I didn’t realize it was a funeral procession until I’d — daringly and obnoxiously — pulled my car into the middle of it. I was 22, and I was on spring break in Washington DC, where I’d decided it was taking too long to get to Arlington National Cemetery, what with all that traffic.
As soon as I realized my mistake, I found a spot to pull over and feel really, really stupid until the funeral procession finally finished driving by.
So, that’s what I was doing when I was 22. When Jonathan Batista was 22, he was serving his country in his first deployment to Afghanistan. Until July 8th, that is, when he was killed in Kandahar province after his unit was attacked by enemy forces in a war that started when he was in sixth grade.

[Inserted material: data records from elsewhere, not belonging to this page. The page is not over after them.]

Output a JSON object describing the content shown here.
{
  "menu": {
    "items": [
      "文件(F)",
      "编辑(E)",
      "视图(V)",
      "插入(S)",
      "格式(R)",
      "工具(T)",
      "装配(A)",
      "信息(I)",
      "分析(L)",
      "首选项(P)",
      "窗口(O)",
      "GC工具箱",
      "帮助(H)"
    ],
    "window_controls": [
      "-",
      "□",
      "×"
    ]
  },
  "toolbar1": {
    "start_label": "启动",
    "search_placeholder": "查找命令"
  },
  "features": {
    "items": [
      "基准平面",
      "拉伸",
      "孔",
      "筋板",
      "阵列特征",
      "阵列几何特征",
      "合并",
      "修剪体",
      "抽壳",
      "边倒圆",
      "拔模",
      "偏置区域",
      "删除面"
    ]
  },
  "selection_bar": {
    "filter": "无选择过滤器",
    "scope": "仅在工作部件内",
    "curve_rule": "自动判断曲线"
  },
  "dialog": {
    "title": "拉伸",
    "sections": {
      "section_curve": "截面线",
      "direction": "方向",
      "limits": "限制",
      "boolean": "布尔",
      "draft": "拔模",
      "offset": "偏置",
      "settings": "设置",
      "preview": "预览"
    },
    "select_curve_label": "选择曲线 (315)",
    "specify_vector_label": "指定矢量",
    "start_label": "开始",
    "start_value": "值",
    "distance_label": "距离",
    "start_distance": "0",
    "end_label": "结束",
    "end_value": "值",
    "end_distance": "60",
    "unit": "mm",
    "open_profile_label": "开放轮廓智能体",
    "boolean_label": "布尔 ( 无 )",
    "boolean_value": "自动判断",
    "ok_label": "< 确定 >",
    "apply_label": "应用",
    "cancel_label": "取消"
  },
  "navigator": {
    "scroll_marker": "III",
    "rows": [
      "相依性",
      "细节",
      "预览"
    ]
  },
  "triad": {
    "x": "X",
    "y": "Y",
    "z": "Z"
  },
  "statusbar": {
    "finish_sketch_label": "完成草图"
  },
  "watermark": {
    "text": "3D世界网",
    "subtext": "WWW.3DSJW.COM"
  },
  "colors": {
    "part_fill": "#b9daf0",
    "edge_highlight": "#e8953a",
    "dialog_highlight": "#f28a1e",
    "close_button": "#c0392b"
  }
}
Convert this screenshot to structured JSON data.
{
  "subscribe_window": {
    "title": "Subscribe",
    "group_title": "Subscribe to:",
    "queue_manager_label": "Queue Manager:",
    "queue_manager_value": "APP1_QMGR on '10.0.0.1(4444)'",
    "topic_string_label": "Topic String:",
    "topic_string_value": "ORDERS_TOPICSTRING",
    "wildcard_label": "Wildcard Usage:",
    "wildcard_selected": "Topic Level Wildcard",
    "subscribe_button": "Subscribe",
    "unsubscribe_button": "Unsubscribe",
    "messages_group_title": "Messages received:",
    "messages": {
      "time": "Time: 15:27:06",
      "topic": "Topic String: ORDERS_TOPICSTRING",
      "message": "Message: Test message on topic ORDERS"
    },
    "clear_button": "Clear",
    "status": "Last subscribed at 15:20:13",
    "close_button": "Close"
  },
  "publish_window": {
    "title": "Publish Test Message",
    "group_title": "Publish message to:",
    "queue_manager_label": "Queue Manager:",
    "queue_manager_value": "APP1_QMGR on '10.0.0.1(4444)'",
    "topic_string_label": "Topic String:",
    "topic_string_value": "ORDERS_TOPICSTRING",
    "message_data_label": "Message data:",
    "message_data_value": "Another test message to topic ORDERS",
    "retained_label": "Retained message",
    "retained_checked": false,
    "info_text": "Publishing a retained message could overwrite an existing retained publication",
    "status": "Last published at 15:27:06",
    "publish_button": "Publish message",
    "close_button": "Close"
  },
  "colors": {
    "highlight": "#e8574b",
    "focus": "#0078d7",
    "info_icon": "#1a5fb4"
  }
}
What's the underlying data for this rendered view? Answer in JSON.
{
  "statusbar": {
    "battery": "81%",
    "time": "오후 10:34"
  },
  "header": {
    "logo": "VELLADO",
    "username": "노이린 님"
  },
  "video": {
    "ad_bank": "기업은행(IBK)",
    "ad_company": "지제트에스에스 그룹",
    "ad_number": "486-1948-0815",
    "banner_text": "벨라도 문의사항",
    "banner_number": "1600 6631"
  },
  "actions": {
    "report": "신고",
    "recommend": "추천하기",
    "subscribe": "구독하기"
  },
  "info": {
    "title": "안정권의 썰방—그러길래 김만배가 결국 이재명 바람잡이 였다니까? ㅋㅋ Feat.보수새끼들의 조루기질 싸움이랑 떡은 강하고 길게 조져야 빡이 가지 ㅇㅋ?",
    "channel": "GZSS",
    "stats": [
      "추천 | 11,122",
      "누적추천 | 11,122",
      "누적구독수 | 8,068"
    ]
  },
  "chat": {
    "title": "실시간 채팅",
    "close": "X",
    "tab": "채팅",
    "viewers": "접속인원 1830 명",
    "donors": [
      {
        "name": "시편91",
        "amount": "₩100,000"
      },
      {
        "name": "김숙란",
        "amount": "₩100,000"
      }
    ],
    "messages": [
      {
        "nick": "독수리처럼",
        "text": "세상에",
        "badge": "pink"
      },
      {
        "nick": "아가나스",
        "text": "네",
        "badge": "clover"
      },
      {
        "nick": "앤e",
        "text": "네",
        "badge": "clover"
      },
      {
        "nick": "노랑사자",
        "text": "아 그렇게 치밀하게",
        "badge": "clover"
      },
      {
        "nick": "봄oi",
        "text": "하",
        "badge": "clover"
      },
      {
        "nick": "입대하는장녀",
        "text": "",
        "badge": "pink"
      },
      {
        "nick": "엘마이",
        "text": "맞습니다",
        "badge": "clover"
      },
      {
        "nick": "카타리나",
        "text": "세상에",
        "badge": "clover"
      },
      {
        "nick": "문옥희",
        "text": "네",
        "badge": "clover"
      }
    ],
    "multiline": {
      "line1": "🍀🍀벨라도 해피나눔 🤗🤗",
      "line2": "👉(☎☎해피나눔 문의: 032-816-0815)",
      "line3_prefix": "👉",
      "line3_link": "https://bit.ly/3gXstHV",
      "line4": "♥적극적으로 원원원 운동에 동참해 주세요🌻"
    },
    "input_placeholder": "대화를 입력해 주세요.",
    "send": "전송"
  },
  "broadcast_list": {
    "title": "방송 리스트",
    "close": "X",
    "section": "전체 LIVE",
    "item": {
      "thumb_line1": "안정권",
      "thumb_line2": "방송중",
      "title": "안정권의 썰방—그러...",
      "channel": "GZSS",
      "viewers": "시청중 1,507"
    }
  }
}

Specialist Batista’s parents live in my town. I do not know them. I did not know their son, and his parents do not know my sons. I cannot know their pain, but I could watch the funeral procession as it went by and I could silently pay my respects.
There were fire trucks and Boy Scouts and an enormous American flag draped from two cranes. There were police motorcycles and cars from four towns, including mine, and soon, there was a hearse with a United States Army sticker affixed to its back door.
There was silence as it drove by.
When I spotted his family’s limo, it felt as though my heart did a free-fall and a flip.
“Imagine getting that knock on the door,” a neighbor said after the procession was over.
I thought about my boys at scout camp, and I shuddered. Then I turned around and went back home, thinking about Specialist Jonathan Batista’s parents, and their son, who died at 22.